Bakersfield District Manager for the California Water Service Tammy Johnson says Solera's success with Xeriscaping allowed Cal Water to give them nearly $150,000 through their Lawn-to-Garden Rebate Program.

"Not just this space, but they actually have 3 different locations and they saved - or they removed over 49,000 square feet of turf," said Johnson.

Johnson adds that the success has been so promising, Cal Water estimates this project could save about 1.3 million gallons of water per year, which is more than double what it takes to fill an Olympic-sized swimming pool.

President of the Solera Homeowner's Association Karyl Ralles says this project has been underway for years, and that none of it would be possible without Cal Water.

"The result is absolutely outstanding, and it's unique in our community, and I'm so glad that we could serve as a showcase for the rest of Bakersfield to see what can be done," said Ralles.

According to the City of Bakersfield, the new landscaping still isn't enough to remove water use restrictions first enacted in 2021, but the city's public information officer Joe Conroy says it's a start.

"We're staying at Stage 2 for now, so I couldn't say, 'If enough of these projects get done, we would move out of the water restrictions.' It would really be up to the city council and the water board," said Conroy.

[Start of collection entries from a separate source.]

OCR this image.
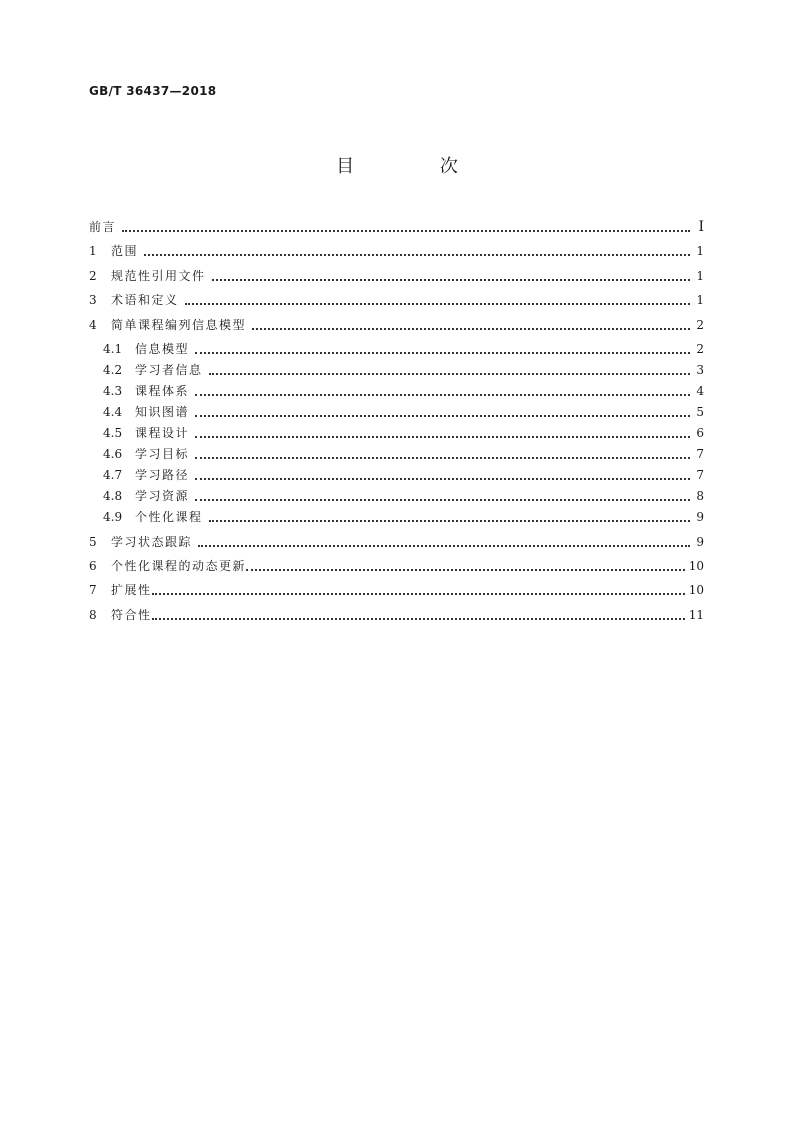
GB/T 36437—2018
目 次
前言	I
1	范围	1
2	规范性引用文件	1
3	术语和定义	1
4	简单课程编列信息模型	2
4.1	信息模型	2
4.2	学习者信息	3
4.3	课程体系	4
4.4	知识图谱	5
4.5	课程设计	6
4.6	学习目标	7
4.7	学习路径	7
4.8	学习资源	8
4.9	个性化课程	9
5	学习状态跟踪	9
6	个性化课程的动态更新	10
7	扩展性	10
8	符合性	11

The Stage 2 water restrictions include mandating shut-off nozzles on car wash hoses, strict limitations on outdoor water use for both residences and businesses, and prohibiting the use of outdoor water for 48 hours after a rainfall.

Senior Environmental Scientist with the California Department of Water Resources Jordi Vasquez says these efforts have never been done before as part of a partnership with an HOA.

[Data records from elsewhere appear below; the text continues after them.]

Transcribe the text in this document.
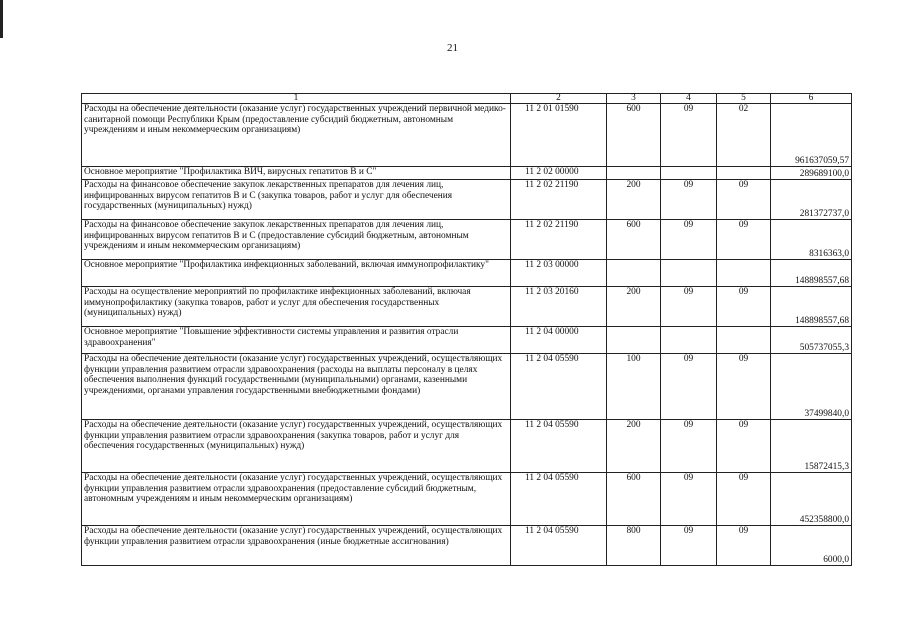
21
1	2	3	4	5	6
Расходы на обеспечение деятельности (оказание услуг) государственных учреждений первичной медико-санитарной помощи Республики Крым (предоставление субсидий бюджетным, автономным учреждениям и иным некоммерческим организациям)	11 2 01 01590	600	09	02	961637059,57
Основное мероприятие "Профилактика ВИЧ, вирусных гепатитов В и С"	11 2 02 00000				289689100,0
Расходы на финансовое обеспечение закупок лекарственных препаратов для лечения лиц, инфицированных вирусом гепатитов В и С (закупка товаров, работ и услуг для обеспечения государственных (муниципальных) нужд)	11 2 02 21190	200	09	09	281372737,0
Расходы на финансовое обеспечение закупок лекарственных препаратов для лечения лиц, инфицированных вирусом гепатитов В и С (предоставление субсидий бюджетным, автономным учреждениям и иным некоммерческим организациям)	11 2 02 21190	600	09	09	8316363,0
Основное мероприятие "Профилактика инфекционных заболеваний, включая иммунопрофилактику"	11 2 03 00000				148898557,68
Расходы на осуществление мероприятий по профилактике инфекционных заболеваний, включая иммунопрофилактику (закупка товаров, работ и услуг для обеспечения государственных (муниципальных) нужд)	11 2 03 20160	200	09	09	148898557,68
Основное мероприятие "Повышение эффективности системы управления и развития отрасли здравоохранения"	11 2 04 00000				505737055,3
Расходы на обеспечение деятельности (оказание услуг) государственных учреждений, осуществляющих функции управления развитием отрасли здравоохранения (расходы на выплаты персоналу в целях обеспечения выполнения функций государственными (муниципальными) органами, казенными учреждениями, органами управления государственными внебюджетными фондами)	11 2 04 05590	100	09	09	37499840,0
Расходы на обеспечение деятельности (оказание услуг) государственных учреждений, осуществляющих функции управления развитием отрасли здравоохранения (закупка товаров, работ и услуг для обеспечения государственных (муниципальных) нужд)	11 2 04 05590	200	09	09	15872415,3
Расходы на обеспечение деятельности (оказание услуг) государственных учреждений, осуществляющих функции управления развитием отрасли здравоохранения (предоставление субсидий бюджетным, автономным учреждениям и иным некоммерческим организациям)	11 2 04 05590	600	09	09	452358800,0
Расходы на обеспечение деятельности (оказание услуг) государственных учреждений, осуществляющих функции управления развитием отрасли здравоохранения (иные бюджетные ассигнования)	11 2 04 05590	800	09	09	6000,0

According to Vasquez, DWR has made a $6 million dollar donation to the city to help with repairing existing infrastructure and to make conservation a way of life, adding that the investment has promising long-term effects.

"By switching out thirsty lawns with these native plants and landscaping here, we've been able to save 1.3 million gallons of water per year, and cumulatively for the lifespan of this project, that'll be 13.4 million gallons of water," said Vasquez.

Vasquez says Solera Properties is an example for the rest of the state, and says DWR plans to partner with other HOAs in the future.

Ralles says she wants people to open their eyes and see what this new landscape has to offer.

"We have to do this. We live in a desert area, we want it to be sustainable. If we're proactive rather than reactive, we can continue to have a say in what happens. We can plan," said Ralles.

According to the California Water Service, there have been more than 20 residents in Solera homes who have exchanged their turf for water-wise Xeriscaping. If you'd like to see how you might implement drought-tolerant landscaping at your home, Better Homes and Gardens offers a few tips and suggestions.